In the Missouri instance, the Times reported Sept. 2, 2015, transgender Lila Perry, 17, used girls’ restrooms and locker rooms until a local protest led her to drop her physical education class.
We called Griffin, the professor emeritus, who told us it’s her view that boys showering with girls is an inaccurate characterization of the government saying transgender students should, by law, have full access to school facilities including locker rooms. Griffin also called the education department’s ruling in Illinois "the developing precedent" nationally.
Cruz’s statement, Griffin said, amounts to "fearmongering" and "reflects a complete ignorance" of transgender students, especially overlooking the fact that a transgender girl is not a boy so "it’s not a boy in the girls’ locker room." In contrast, Griffin said, the focus of most U.S. school officials has been on ensuring every student has a right to privacy in a locker room or restroom.

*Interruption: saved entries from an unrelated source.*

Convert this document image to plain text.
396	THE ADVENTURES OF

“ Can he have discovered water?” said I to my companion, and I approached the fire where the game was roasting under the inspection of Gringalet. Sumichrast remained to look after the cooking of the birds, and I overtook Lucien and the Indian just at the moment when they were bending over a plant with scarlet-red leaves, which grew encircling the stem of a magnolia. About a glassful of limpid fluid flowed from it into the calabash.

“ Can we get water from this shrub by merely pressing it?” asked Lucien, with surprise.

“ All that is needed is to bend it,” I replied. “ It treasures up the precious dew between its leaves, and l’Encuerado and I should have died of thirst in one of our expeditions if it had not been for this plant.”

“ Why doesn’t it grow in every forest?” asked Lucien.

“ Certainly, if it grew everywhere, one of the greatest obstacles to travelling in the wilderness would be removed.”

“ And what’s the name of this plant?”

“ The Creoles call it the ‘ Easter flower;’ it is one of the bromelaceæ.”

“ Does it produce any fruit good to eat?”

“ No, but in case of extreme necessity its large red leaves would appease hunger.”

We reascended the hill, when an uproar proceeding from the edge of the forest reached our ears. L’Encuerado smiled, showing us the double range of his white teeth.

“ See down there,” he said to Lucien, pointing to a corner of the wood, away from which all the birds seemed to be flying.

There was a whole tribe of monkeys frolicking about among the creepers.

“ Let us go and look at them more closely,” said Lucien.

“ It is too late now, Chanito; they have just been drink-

Griffin, asked about state policies on transgender student-athletes, pointed us to a breakdown on Transathlete.com, which compiles policies and research regarding transgender inclusion in sports. According to the website, Texas ranks among about a dozen states with no policy ensuring transgender participation. The site touts Massachusetts’ policy, which says, in part: "Where there are sex-segregated classes or athletic activities, including intramural and interscholastic athletics, all students must be allowed to participate in a manner consistent with their gender identity."
We also reached out to the federal education department, which did not comment on Cruz’s claim but pointed us to a Nov. 2, 2015, statement by Catherine Lhamon, an assistant secretary in the agency’s Office for Civil Rights, saying: "All students deserve the opportunity to participate equally in school programs and activities – this is a basic civil right. Unfortunately, Township High School District 211 is not following the law because the district continues to deny a female student the right to use the girls’ locker room. The district can provide access to this student while also respecting all students’ privacy."
Cruz said the "federal government is going after school districts, trying to force them to let boys shower with little girls."
Cruz’s vision of schoolboys everywhere showering with girls grossly distorts the issue. The fact is the Obama administration has sided with transgender students seeking access to school facilities including locker rooms, holding that anything less would violate federal anti-discrimination requirements. Such conflicts — few and far between — haven’t had to do with the government wanting boys to shower with girls.
We rate the claim False.
FALSE – The statement is not accurate.